Sukul told TCTMD that it’s unclear why ranked status does not seem to make a difference in terms of the outcomes included in the study, but he noted that initiatives aimed at improving PCI quality over the past few decades “has probably leveled the playing field to some extent.”

The Playing Field

In an editorial accompanying the paper, Gregory Dehmer, MD (Baylor Scott & White Health, Temple, TX), agrees with the authors’ conclusion that the findings should be reassuring to patients who undergo PCI at non-ranked centers. “In addition, these same findings are also a tribute to the physicians, nurses, and other healthcare professionals at non-ranked hospitals who are achieving outcomes no different than seen at top-ranked hospitals,” he says.

He notes, however, that the authors provide conditions to their conclusion by mentioning hospitals participating in the CathPCI Registry and meeting minimum guideline-recommended hospital volumes for PCI; excluding low-volume centers removed 58% of hospitals from the analysis.

“It is sobering that so many facilities are performing less than the guideline-recommended number of procedures,” Dehmer says. “To their credit, the authors performed an additional sensitivity analysis including the facilities performing < 400 PCIs annually and showed similar results for the three outcome measures and appropriateness ratings. Hopefully, these favorable observations would also apply to the 29% of facilities performing < 200 PCIs annually, as the volume-outcome relationship for PCI continues to be controversial.”

Many have argued that transparency will improve healthcare but, for the public, this is getting to the point of ‘too much information.’ Gregory Dehmer

Dehmer also questions to what extent rankings like those from U.S. News & World Report play into patients’ healthcare choices, noting that insurance coverage often dictates where they seek care. He cites a study of parents choosing a doctor for their children in which 92% of participants ranked “accepts my health insurance” as a determining factor, with just 25% saying website rating played into the decision.

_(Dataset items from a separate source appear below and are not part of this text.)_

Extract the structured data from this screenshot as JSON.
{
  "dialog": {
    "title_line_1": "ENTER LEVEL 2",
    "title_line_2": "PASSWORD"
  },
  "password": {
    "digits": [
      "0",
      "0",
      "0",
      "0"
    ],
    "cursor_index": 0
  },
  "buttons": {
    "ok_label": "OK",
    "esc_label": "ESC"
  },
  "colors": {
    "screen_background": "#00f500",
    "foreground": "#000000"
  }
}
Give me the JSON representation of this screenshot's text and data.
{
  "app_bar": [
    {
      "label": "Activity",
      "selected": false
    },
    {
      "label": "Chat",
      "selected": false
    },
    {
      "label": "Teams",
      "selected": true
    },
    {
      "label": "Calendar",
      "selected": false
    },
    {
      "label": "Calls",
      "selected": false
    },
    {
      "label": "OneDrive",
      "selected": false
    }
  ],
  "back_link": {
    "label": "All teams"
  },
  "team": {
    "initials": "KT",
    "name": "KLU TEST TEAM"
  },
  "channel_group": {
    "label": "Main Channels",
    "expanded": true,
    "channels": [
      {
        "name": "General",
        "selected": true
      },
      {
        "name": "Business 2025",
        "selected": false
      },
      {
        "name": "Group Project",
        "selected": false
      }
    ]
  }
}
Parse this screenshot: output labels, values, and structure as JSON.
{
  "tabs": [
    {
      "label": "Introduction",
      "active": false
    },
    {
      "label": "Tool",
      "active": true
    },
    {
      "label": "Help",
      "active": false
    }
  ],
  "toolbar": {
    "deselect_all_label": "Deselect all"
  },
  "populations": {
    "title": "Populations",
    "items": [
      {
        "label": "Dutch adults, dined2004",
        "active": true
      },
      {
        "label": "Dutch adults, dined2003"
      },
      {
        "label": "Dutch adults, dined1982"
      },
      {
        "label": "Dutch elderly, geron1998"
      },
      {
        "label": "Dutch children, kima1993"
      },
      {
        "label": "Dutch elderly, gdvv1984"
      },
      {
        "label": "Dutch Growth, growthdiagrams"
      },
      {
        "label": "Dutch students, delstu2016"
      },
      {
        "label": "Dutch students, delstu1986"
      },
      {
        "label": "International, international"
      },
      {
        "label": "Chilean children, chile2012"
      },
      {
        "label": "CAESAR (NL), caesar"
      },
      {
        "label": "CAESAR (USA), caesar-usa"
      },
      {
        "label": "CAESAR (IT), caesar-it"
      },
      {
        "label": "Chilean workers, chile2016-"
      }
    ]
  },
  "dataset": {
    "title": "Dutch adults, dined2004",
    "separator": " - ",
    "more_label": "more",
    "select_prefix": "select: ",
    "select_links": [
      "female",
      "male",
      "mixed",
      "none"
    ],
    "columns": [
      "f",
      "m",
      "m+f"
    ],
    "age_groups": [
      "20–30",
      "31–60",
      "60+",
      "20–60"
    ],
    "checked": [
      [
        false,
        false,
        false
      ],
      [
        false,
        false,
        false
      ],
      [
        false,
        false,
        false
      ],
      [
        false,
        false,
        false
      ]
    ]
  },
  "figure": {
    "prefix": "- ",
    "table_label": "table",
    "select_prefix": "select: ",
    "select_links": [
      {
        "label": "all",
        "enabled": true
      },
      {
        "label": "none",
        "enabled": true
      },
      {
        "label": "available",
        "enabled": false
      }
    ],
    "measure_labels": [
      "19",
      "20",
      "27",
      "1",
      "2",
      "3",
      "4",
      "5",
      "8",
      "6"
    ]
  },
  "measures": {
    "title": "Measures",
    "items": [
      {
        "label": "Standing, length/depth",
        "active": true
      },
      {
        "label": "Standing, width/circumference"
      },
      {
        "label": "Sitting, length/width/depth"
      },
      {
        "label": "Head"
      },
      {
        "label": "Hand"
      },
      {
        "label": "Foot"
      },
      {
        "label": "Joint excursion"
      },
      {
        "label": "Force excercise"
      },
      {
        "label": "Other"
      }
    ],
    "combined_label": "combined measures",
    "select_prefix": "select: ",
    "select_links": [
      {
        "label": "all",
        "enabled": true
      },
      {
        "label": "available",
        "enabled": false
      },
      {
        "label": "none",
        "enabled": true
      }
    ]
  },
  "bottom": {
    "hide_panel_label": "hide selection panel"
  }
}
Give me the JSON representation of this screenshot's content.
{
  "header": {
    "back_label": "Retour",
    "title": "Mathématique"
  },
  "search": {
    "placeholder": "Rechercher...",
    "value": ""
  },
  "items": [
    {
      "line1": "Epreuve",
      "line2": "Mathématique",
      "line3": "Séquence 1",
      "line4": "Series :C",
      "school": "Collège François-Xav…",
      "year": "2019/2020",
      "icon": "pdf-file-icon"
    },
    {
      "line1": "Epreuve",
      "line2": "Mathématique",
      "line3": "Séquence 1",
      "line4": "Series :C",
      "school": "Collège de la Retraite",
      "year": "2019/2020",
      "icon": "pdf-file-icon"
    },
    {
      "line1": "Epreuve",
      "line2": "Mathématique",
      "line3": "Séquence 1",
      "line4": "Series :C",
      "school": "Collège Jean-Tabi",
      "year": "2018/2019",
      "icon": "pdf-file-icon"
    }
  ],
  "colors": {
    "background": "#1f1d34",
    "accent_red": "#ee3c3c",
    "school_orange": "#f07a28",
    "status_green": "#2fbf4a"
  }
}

“One reason website ratings may score low is the public’s confusion over the number and results of what has been an explosion of public reporting sites on the internet,” Dehmer writes.

“In this era when there are multiple consumer websites rating just about every product and service available, there is little reason to argue that healthcare should be immune,” he continues. “Many have argued that transparency will improve healthcare but, for the public, this is getting to the point of ‘too much information.’ Despite the external forces that determine where an individual is directed for healthcare and the plethora of rating sites and results, this study addresses what is often the foremost question of a patient and their family in their hometown—is my local hospital doing a good job? To the extent measured by the variables in this study, it is reassuring that the answer appears to be ‘yes.’”

Sources
Disclosures
  • Sukul reports receiving support from a National Institutes of Health T32 postdoctoral research training grant.
  • Dehmer reports being chair of the National Cardiovascular Data Registry Public Reporting Advisory Group, a voluntary, unpaid position.